The Individual Situation

The EAT-Lancet Commission recently recommended a “universal diet for the health of humans and the planet.” This diet avoids processed foods and animal products and promotes whole foods and plants. However, it does not acknowledge that over a billion people globally cannot afford this diet. Only the top 25% of India’s and South Asia’s populations could afford to follow a diet of this kind. Promoting global veganism in this manner reveals a discrepancy in the economic and social ability of different classes and cultures to adopt a vegan lifestyle.

It is undoubtedly important to search for ways to live more sustainably and limit the consumption of mass-produced animal products. However, assuming that everyone has the same option to do so is unfortunately incorrect. Ultimately, as Feminism In India stated that “it is important for each one of us to look at ourselves and our own consumption habits, and work on them according to the resources available to us.”

Organizations at Work

An organization addressing this issue is A Well-Fed World. This nonprofit provides information on organizations seeking to end global hunger through plant-based alternatives to meat. Its Plants-4-Hunger program also provides support for hunger-based relief projects, specifically those helping children.

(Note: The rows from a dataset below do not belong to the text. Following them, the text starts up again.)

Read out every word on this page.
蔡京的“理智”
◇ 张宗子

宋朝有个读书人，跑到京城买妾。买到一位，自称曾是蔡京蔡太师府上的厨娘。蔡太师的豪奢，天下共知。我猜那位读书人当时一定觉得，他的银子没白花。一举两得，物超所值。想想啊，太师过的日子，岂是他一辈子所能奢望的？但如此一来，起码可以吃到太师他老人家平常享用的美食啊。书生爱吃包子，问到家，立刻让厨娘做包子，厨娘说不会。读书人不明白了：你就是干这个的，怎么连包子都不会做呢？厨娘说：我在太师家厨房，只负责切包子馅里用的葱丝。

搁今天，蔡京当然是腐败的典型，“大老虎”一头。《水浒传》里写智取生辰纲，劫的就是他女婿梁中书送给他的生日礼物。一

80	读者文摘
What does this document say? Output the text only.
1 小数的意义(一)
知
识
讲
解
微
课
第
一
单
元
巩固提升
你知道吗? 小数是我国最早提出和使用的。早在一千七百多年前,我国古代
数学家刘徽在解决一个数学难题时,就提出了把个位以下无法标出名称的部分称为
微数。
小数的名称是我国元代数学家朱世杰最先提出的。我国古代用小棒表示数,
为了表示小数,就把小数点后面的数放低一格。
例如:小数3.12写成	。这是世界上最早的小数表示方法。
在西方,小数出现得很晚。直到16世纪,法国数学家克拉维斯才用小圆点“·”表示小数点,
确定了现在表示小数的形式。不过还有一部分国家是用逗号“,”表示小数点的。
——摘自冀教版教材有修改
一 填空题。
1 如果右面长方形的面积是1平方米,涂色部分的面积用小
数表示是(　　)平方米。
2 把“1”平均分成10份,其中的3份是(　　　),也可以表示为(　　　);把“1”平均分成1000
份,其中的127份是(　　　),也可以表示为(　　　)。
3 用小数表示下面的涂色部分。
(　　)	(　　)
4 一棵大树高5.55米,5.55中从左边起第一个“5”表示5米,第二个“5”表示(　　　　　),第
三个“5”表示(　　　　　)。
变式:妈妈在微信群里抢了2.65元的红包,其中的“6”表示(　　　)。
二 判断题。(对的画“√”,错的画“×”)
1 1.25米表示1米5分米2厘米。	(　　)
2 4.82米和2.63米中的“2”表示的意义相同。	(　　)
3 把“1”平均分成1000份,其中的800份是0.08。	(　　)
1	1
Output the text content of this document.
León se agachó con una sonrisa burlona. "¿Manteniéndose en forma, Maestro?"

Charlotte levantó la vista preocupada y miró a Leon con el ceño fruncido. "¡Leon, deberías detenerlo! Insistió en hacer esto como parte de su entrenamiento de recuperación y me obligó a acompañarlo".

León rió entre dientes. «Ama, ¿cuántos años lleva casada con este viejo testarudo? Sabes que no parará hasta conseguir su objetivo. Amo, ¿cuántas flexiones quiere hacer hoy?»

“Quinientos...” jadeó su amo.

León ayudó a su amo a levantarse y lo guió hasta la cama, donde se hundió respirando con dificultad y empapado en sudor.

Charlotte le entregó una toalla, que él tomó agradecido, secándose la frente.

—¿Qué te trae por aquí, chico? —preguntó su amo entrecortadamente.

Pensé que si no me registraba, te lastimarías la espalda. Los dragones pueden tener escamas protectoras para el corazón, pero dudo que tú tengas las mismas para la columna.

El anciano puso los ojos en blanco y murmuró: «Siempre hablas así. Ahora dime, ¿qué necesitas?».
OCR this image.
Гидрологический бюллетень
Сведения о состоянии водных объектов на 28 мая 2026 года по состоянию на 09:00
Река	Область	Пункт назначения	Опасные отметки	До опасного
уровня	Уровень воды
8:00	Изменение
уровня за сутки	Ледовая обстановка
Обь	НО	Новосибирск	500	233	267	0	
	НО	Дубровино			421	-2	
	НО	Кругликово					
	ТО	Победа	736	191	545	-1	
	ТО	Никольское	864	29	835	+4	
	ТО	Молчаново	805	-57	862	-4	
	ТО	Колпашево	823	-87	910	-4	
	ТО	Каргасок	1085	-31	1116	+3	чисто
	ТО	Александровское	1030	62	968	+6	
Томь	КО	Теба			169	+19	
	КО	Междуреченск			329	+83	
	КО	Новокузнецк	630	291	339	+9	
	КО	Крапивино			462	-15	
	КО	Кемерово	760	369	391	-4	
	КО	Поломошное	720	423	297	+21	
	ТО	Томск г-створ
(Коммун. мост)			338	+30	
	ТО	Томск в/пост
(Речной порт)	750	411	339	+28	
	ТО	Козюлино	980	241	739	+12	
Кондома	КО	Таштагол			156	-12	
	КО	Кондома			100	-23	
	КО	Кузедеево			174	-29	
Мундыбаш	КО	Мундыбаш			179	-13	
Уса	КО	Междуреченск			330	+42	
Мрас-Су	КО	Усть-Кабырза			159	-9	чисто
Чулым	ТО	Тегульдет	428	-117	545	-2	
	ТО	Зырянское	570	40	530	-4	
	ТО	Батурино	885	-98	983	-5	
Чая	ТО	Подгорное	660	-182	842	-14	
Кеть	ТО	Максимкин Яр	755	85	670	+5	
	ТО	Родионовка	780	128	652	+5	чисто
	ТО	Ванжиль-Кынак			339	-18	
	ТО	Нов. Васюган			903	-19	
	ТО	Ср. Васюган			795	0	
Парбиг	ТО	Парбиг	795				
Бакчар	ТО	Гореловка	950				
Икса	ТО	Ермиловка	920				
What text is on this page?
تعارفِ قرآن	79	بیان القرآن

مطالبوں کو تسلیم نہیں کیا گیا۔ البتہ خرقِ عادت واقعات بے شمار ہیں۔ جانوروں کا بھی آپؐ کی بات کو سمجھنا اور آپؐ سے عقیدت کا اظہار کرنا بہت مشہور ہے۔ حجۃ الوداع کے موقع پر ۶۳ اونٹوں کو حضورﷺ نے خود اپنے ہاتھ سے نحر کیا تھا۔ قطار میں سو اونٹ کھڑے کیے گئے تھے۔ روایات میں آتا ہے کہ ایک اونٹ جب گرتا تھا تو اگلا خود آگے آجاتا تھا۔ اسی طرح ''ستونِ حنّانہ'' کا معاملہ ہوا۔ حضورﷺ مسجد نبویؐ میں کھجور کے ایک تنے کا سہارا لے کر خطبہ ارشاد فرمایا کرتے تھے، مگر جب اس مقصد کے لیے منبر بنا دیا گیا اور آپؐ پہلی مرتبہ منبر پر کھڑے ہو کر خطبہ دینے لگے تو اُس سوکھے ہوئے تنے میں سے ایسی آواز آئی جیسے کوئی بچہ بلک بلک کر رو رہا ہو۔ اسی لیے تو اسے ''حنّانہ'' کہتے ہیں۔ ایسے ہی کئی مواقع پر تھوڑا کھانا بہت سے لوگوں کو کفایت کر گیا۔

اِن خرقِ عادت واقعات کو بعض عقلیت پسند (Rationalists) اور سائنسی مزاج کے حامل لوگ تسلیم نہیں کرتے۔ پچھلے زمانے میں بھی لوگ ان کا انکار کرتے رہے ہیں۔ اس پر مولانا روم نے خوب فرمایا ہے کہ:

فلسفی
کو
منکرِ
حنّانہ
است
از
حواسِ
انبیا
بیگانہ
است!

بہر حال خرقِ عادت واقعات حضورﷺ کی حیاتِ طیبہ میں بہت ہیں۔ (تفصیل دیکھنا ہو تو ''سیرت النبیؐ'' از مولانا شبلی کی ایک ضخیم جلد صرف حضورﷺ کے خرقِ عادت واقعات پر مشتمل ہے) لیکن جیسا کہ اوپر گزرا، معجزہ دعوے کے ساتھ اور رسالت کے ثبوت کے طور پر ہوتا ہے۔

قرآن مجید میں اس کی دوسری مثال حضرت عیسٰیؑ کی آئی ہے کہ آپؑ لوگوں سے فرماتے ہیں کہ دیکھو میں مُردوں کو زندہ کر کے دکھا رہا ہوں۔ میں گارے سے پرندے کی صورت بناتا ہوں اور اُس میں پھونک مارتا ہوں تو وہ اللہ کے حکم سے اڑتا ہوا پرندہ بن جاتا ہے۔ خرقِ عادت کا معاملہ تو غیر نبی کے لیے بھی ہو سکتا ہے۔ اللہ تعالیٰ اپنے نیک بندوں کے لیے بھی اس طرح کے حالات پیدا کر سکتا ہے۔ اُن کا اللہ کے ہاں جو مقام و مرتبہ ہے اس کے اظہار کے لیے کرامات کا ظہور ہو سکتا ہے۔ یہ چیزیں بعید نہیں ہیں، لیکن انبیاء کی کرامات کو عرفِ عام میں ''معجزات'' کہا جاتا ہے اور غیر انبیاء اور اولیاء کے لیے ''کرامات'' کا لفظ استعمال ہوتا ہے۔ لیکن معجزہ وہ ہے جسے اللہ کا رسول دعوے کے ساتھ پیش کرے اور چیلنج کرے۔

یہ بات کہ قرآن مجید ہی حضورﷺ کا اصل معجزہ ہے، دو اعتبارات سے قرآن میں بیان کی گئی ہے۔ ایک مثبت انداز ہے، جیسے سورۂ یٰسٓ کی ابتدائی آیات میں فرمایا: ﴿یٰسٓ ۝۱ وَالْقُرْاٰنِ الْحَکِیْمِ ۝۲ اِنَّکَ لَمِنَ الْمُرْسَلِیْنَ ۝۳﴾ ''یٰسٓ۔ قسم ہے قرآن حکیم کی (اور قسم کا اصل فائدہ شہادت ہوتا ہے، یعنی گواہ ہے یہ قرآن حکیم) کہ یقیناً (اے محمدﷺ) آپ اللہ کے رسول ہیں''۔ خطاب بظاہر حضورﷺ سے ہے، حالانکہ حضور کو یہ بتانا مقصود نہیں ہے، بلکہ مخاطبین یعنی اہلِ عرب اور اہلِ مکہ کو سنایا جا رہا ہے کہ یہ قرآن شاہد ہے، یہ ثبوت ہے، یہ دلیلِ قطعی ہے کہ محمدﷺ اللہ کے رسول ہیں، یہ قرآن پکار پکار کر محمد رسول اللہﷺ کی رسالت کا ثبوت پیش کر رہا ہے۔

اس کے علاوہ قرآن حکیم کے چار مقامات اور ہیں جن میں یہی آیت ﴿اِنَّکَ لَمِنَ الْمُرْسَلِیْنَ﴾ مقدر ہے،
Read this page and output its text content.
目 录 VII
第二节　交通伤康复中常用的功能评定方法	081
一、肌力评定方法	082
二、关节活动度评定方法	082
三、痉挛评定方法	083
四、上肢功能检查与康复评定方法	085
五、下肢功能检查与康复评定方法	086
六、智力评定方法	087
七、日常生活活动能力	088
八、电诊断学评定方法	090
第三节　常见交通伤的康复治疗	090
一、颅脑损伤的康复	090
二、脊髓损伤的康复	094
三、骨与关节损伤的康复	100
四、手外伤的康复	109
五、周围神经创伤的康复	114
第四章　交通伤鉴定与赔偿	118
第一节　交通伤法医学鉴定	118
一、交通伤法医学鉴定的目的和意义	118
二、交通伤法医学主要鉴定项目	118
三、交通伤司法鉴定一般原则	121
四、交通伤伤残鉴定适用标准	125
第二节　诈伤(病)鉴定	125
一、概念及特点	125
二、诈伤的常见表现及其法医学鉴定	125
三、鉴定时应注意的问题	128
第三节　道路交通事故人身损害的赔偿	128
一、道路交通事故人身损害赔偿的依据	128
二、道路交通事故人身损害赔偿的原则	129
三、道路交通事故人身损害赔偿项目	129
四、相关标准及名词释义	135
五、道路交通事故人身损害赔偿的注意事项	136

In Ethiopia, The International Fund For Africa (IFA) supplies vulnerable students with plant-based school meals and teaches children to grow their own food. ProVeg International has similar programs, supporting children at school by giving them plant-based lunches and encouraging local farmers by purchasing their produce. These organizations help spread awareness about a plant-based lifestyle and make this diet available and possible for the world’s poor.

A Better Way

Vegetarianism and veganism are both valid options for sustainability. However, one must be mindful that promoting global veganism does not stigmatize those who cannot afford these lifestyles. Instead, some alternative methods of sustainable living, such as locally-produced meat diets, are currently better options for the impoverished. In the meantime, there are organizations working to make plant-based options more available to the world’s poor.